Se ainda não o fizeram, os líderes de tecnologia devem agir agora para avaliar as implicações da incorporação da IA em seus produtos. As empresas devem criar comitês internos de governança para discutir a ética da IA, avaliar ferramentas e suas aplicações em seus próprios negócios, revisar processos e discutir estratégias antes de uma regulamentação mais ampla.
Embora aparentemente não seja o foco do próximo AI Safety Summit, a criação de um órgão regulador (semelhante à Agência Internacional de Energia Atômica (IAEA) ou à Agência Europeia de Medicamentos (EMA) ajudaria muito a estabelecer uma estrutura global para regulamentar a IA. Esse órgão poderia ajudar a padronizar e definir os critérios para avaliações contínuas de ferramentas para garantir que elas sigam esses padrões à medida que os modelos aprendem e crescem.
Um futuro inteligente
Embora a IA tenha o potencial de transformar nossas vidas, isso não pode ocorrer às custas dos princípios fundamentais sobre direitos de dados e privacidade que temos hoje. Os órgãos reguladores precisam encontrar um equilíbrio delicado que proteja os indivíduos sem impedir a inovação.

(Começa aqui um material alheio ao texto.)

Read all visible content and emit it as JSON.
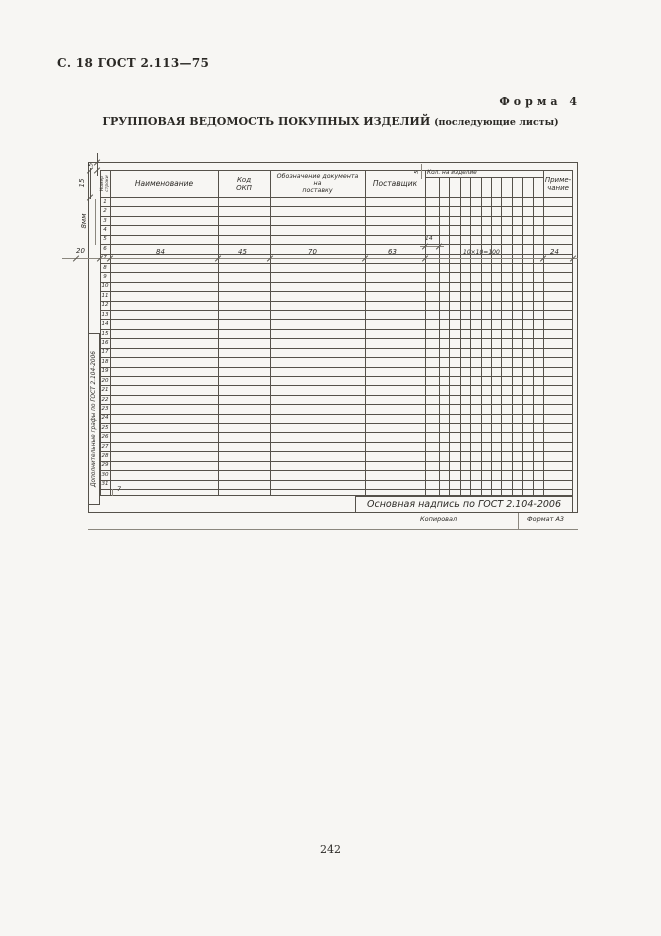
{
  "header": {
    "page_ref": "С. 18 ГОСТ 2.113—75",
    "form_label": "Форма 4",
    "title": "ГРУППОВАЯ ВЕДОМОСТЬ ПОКУПНЫХ ИЗДЕЛИЙ",
    "title_suffix": "(последующие листы)"
  },
  "table": {
    "col_line_number_label": "Номер\nстроки",
    "col_name_label": "Наименование",
    "col_okp_label": "Код\nОКП",
    "col_doc_label": "Обозначение документа\nна\nпоставку",
    "col_supplier_label": "Поставщик",
    "col_qty_label": "Кол.  на  изделие",
    "col_note_label": "Приме-\nчание",
    "row_numbers": [
      "1",
      "2",
      "3",
      "4",
      "5",
      "6",
      "7",
      "8",
      "9",
      "10",
      "11",
      "12",
      "13",
      "14",
      "15",
      "16",
      "17",
      "18",
      "19",
      "20",
      "21",
      "22",
      "23",
      "24",
      "25",
      "26",
      "27",
      "28",
      "29",
      "30",
      "31"
    ]
  },
  "dimensions": {
    "top_gap": "5",
    "header_height": "15",
    "row_height": "8мм",
    "left_offset": "20",
    "name_width": "84",
    "okp_width": "45",
    "doc_width": "70",
    "supplier_width": "63",
    "qty_first_col": "14",
    "qty_total": "10×10=100",
    "note_width": "24",
    "qty_header_height": "5",
    "bottom_strip": "7"
  },
  "notes": {
    "left_vertical": "Дополнительные графы по ГОСТ 2.104-2006",
    "title_block": "Основная надпись по ГОСТ 2.104-2006",
    "copied": "Копировал",
    "format": "Формат А3"
  },
  "footer": {
    "page_number": "242"
  }
}
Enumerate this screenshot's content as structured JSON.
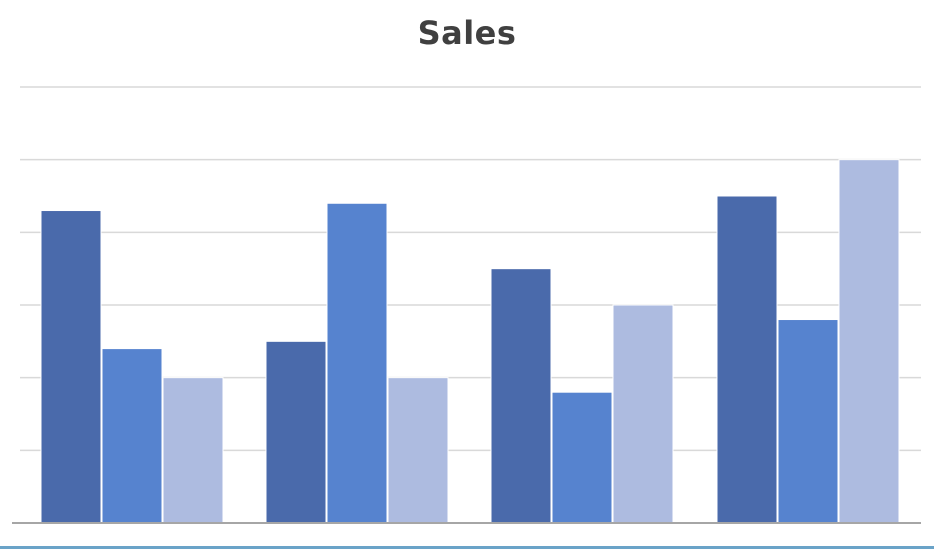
{
  "chart_data": {
    "type": "bar",
    "title": "Sales",
    "xlabel": "",
    "ylabel": "",
    "categories": [
      "",
      "",
      "",
      ""
    ],
    "ylim": [
      0,
      6
    ],
    "grid": true,
    "series": [
      {
        "values": [
          4.3,
          2.5,
          3.5,
          4.5
        ]
      },
      {
        "values": [
          2.4,
          4.4,
          1.8,
          2.8
        ]
      },
      {
        "values": [
          2.0,
          2.0,
          3.0,
          5.0
        ]
      }
    ],
    "colors": [
      "#4a6aab",
      "#5683cf",
      "#adbbe0"
    ]
  }
}
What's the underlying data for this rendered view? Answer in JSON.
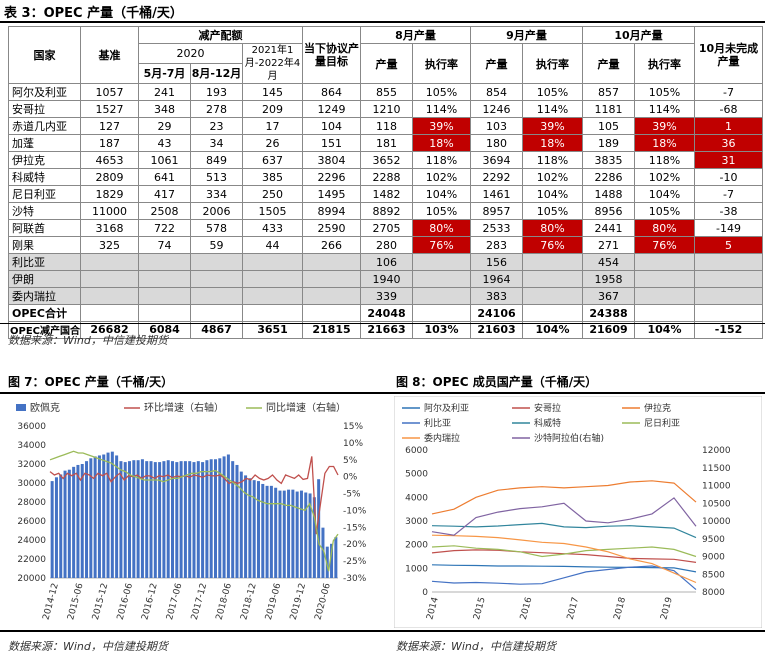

Depois que os líderes do governo e do setor se reunirem em Bletchley Park, o primeiro resultado que eu gostaria de ver é uma maior ênfase em trazer transparência ao atual cenário da IA. Em vez de confiar na boa vontade e nos códigos de conduta voluntários, as empresas de IA devem ser obrigadas a ser transparentes em relação aos modelos e as tecnologias por trás de suas ferramentas. Isso permitirá que as empresas e os clientes tomem decisões mais conscientes em sua adoção e lhes dará maior autonomia sobre seus dados.